Alwaght– Yemeni health minister says some 1,700 cases of cholera have surfaced in the country, as Saudi Arabia’s deadly aggression rages on against the poorest Arab nation.
Sabanews.net cited Mohamed bin Hafedh as saying that 1,681 cases of cholera have been detected in 12 provinces of the war-torn country, including in the north and west of the country.
Doctors Without Borders (MSF) also reported on Sunday that more than 570 suspected cases of cholera have been treated in Yemen during the past three weeks, some seven months after the outbreak of the infectious disease was declared in the conflict-plagued Arab country.
Saudi Arabia launched brutal aggression against its southern neighbor on 27 March 2015 in a bid to restore power to Yemen’s resigned president who fled to Riyadh after Yemeni people’s uprising in 2015.
“There are fears that the disease could turn into an epidemic. Two years into the war, the healthcare system has collapsed, hospitals are destroyed… and government employees’ salaries have not been paid,” said Ghassan Abou Chaar, the spokesman for the international medical charity.
He added that the MSF had witnessed a marked increase over the past week in suspected cholera cases in five provinces across the country.
Abdelhakim al-Kahlani, the spokesman for Yemen’s Ministry of Health, said the bacterial infection had resurfaced the previous week in the impoverished country, with reported cases in 10 provinces. He added that two cholera-related fatalities had been confirmed in the capital Sana’a, three in the central province of Ibb and four in the western province of Hudaydah.

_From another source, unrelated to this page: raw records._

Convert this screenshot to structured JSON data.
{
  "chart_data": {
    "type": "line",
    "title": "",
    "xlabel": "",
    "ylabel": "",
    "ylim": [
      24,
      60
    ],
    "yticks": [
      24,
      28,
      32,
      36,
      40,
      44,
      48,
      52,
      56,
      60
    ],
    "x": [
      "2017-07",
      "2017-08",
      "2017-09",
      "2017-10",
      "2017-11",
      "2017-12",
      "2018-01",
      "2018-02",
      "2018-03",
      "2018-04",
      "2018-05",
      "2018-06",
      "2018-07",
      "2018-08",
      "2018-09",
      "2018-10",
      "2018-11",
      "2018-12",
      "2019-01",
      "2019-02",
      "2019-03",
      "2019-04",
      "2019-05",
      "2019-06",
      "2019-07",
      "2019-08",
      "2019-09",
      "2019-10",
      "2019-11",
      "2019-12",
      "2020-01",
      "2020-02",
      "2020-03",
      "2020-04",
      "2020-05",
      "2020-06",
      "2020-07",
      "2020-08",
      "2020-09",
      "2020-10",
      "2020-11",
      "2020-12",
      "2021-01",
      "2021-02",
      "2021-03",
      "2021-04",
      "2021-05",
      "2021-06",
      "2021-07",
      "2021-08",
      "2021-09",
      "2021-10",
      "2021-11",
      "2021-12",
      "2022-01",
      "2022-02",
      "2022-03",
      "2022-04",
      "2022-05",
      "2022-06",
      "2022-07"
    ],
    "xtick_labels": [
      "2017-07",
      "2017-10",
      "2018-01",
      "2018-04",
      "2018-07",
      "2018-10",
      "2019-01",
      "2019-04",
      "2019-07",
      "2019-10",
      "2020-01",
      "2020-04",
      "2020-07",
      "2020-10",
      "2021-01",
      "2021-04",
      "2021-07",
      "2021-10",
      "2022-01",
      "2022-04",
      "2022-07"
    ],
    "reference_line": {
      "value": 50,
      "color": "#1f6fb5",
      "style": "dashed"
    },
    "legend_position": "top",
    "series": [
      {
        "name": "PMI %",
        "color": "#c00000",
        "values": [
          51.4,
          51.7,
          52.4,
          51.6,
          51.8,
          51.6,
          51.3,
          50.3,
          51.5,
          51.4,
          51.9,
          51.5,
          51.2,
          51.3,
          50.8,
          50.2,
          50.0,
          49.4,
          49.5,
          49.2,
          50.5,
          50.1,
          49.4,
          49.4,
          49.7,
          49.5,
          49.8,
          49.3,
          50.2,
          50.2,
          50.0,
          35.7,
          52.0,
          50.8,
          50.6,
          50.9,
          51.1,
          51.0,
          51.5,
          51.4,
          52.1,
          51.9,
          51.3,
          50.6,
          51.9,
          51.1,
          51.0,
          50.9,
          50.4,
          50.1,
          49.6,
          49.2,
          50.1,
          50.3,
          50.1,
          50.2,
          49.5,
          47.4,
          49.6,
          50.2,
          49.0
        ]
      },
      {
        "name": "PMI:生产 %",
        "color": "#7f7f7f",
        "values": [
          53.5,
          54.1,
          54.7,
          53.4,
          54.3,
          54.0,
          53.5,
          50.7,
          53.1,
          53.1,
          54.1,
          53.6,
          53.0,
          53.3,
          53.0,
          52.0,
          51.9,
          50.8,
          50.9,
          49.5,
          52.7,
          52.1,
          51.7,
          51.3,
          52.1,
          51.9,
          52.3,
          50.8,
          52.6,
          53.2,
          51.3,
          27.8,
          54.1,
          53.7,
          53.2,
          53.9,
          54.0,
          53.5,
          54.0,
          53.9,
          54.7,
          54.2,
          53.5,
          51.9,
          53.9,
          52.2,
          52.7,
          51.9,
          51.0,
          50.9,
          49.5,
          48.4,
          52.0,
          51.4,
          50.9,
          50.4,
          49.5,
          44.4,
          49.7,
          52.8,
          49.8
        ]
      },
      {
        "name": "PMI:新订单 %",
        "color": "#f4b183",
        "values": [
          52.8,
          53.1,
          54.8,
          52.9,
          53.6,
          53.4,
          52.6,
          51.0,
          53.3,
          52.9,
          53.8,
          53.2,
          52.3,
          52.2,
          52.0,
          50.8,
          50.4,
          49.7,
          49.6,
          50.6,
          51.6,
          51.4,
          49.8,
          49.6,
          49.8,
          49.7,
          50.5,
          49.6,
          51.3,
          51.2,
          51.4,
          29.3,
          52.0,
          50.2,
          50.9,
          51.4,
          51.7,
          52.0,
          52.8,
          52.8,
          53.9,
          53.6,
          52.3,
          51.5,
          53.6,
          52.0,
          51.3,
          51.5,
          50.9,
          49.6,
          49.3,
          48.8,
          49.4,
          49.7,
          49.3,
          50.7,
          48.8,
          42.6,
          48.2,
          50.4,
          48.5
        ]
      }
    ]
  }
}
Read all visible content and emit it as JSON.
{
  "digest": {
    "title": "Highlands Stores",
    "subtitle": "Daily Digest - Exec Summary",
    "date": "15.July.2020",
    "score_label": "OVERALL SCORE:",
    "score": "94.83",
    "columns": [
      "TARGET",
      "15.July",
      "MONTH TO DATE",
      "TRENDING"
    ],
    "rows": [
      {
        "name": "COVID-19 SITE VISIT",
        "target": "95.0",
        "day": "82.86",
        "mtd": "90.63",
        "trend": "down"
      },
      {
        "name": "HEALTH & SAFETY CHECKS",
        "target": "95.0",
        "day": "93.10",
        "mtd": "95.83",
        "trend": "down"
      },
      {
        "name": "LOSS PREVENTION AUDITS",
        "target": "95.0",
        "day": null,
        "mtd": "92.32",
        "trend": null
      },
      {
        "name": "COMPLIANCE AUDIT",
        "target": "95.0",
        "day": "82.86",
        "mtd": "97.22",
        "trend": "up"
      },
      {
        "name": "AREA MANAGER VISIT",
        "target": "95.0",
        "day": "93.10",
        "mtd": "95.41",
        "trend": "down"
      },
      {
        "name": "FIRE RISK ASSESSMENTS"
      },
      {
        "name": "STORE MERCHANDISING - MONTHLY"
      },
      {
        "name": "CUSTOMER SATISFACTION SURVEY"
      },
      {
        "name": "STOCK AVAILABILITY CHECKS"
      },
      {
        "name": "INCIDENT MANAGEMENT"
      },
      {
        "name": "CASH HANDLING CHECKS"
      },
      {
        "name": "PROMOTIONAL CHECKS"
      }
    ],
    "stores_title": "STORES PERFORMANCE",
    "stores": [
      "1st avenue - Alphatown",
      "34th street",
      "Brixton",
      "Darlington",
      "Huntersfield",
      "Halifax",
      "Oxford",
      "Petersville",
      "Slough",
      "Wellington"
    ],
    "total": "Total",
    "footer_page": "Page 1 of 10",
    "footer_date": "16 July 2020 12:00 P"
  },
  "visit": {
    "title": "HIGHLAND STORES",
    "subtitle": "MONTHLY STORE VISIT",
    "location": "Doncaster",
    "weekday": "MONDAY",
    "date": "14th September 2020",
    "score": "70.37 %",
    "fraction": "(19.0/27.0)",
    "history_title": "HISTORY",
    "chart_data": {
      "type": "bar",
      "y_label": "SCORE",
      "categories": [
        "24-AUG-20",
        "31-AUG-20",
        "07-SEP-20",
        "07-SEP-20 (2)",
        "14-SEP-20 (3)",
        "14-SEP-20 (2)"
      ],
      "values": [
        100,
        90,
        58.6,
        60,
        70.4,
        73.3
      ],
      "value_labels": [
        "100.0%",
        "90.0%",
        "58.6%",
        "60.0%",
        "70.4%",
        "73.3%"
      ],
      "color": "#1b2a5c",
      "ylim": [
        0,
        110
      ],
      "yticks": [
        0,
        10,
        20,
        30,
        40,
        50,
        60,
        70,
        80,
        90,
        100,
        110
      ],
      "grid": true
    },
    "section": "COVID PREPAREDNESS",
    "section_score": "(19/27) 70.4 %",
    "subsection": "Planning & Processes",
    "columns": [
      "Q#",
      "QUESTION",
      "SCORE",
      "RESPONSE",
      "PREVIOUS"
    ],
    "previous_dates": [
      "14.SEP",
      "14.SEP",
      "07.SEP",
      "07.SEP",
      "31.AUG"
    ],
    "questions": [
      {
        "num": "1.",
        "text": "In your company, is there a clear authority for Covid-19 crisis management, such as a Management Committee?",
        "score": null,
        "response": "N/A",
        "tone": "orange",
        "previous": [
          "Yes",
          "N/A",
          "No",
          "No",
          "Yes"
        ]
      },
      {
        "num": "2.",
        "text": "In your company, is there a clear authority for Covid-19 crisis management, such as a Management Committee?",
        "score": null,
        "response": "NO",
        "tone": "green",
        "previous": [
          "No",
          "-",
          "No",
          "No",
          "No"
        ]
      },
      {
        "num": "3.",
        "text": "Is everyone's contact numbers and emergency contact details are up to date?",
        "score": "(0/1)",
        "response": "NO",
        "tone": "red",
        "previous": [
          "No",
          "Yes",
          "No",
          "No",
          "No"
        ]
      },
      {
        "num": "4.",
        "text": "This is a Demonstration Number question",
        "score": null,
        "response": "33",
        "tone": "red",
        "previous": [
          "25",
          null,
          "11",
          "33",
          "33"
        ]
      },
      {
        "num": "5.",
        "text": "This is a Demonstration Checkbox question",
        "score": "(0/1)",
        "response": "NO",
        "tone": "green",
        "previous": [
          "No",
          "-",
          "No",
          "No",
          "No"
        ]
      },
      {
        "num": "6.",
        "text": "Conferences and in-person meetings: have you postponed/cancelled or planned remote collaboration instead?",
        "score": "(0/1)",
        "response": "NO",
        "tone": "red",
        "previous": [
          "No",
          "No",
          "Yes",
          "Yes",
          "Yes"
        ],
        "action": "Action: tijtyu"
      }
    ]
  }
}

In early October last year, the World Health Organization announced the grim news of cholera outbreak in Yemen, and three weeks later it reported that the number of cholera cases across the country, including the capital, had soared to hundreds.
Last year, nearly 100 people lost their lives due to an outbreak of cholera and acute watery diarrhoea in Yemen.
Cholera, which causes severe diarrhoea and dehydration, is transmitted through contaminated drinking water and could prove fatal in up to 15 percent of untreated cases.
Over two years of Saudi Arabia’s full-scale war on the impoverished country have put more than half of all health facilities in Yemen in a state of complete or partial shutdown. Furthermore, there are critical shortages in medical doctors in over 40 percent of all districts, according to the health ministry.
Western countries especially the US and Britain are among key suppliers of weapons used by the Saudi regime to commit atrocities and war crimes in Yemen.
Over 12,000 Yemenis, mostly civilians including women and children, have been killed during the ongoing Saudi-led aggression on Yemen. The military aggression has also taken a heavy toll on Yemen’s facilities and infrastructure, destroying many hospitals, schools, mosques and factories.
The Saudi airstrikes do not even spare the MSF medical centers in Yemen. In mid-August last year, at least 19 people were killed and 24 others sustained injuries when a Saudi airstrike hit an MSF hospital in Hajjah’s Abs district. It was the fifth and deadliest attack on an MSF-supported facility in Yemen.
Nearly 3.3 million Yemeni people, including 2.1 million children, are currently suffering from acute malnutrition, with more than seven million Yemenis facing the plight of starvation. The figures, however, could worryingly increase if the Saudi war machine continues to breathe fire on Yemeni people.